Tuesday, 26 June 2018

Marketplace giants sign EU pledge to remove dangerous goods faster

Ecommerce giants Alibaba, Amazon, eBay and Rakuten have agreed to speed up the removal of dangerous goods being sold on their online marketplaces within the European Union.

The EU’s executive body, the Commission, said the four companies have committed to responding to notifications on dangerous products from Member State authorities within 2 working days, and to take action on notices from customers within 5 working days.

Although the pledge is not legally binding. But the Commission is clearly hoping that companies can be persuaded to self-regulate in the first instance, given the ever-present possibility of laws being drafted to more tightly legally rule their activities.

In a statement welcoming the move, the EU commissioner for justice, consumers and gender equality, Vĕra Jourová, called on other other marketplace to join the initiative, saying: “More and more people in the EU are shopping online. E-commerce has opened up new possibilities for consumers, offering them more choice at lower prices. Consumers should be just as safe when they buy online, as when they buy in a shop.”

The Commission says online sales in the EU represented a fifth of the total sales in 2016 — a percentage that’s expected to increase in the coming years.

The Product Safety Pledge covers non-food consumer products being sold by third parties on online marketplaces, and includes a commitment to provide a clear way for customers to report dangerous product listings and also have an internal mechanism for take-down procedures.

“The ultimate goal is to improve the detection of unsafe products marketed in the EU before they are sold to consumers or as soon thereafter as possible, and to improve consumer protection,” it writes. “These commitments will go beyond what is already established in the EU legislation, including those on product safety.”

Other components of the pledge state the companies will:

  • Cooperate with authorities and set up a process aimed at proactively removing banned product groups as appropriate
  • Put in place measures to act against repeat offenders offering dangerous products in cooperation with authorities
  • Take measures aimed at preventing the reappearance of dangerous product listings already removed
  • Explore the potential use of new technologies and innovation to improve the detection of unsafe products

So there are potentially some startup opportunities around enhancing detection systems.

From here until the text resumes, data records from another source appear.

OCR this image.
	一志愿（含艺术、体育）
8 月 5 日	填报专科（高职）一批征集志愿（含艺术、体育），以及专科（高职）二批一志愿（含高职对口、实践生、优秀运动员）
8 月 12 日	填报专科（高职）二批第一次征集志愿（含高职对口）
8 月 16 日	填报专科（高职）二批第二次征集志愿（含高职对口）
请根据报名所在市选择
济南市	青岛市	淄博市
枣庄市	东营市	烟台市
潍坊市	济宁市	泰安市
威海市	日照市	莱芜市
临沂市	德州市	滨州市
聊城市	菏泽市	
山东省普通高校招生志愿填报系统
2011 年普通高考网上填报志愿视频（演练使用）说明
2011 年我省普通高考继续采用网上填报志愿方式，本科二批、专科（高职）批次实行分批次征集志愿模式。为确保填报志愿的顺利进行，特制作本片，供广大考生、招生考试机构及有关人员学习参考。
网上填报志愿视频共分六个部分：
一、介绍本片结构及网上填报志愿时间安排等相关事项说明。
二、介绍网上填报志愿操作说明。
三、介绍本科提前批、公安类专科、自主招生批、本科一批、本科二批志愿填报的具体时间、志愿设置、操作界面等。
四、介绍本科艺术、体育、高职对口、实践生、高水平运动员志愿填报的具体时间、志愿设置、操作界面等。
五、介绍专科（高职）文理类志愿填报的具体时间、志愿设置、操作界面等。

While the Commission making efforts to limit access to dangerous goods online is unlikely to be too controversial, it has generally been pushing for proactive or radically rapid removals of various types of problem content, and wading into controversy as a result.

Its approach to copyrighted content has attracted the most controversy, with critics arguing it’s regressive and wildly disproportionate.

Yet despite vocal opposition from multiple corners of the digital ecosystem, earlier this month EU lawmakers moved a step closer to requiring all user generated content be copyright pre-filtered prior to being uploaded — apparently comfortable with the idea that meme-makers might have to go through an appeals process just to get their remixed snark unblocked. 

However support for the Commission’s approach to regulating online content generally seems widespread among EU member states.

And on the terrorist propaganda content front, the UK government has been pushing even harder, for proactive removals — unveiling an AI tool in February that it said could be used to automatically detect ISIS propaganda. (Though it has not forced any companies to use it.)

The Commission hasn’t gone so far where terrorist content is concerned — but it’s one-hour rule-of-thumb for terrorist takedowns is getting pretty close. On hate speech content generally it continues to apply pressure on platforms to respond more quickly, with the omnipresent threat that if they don’t keep up it could step in and legislate — as Germany already has.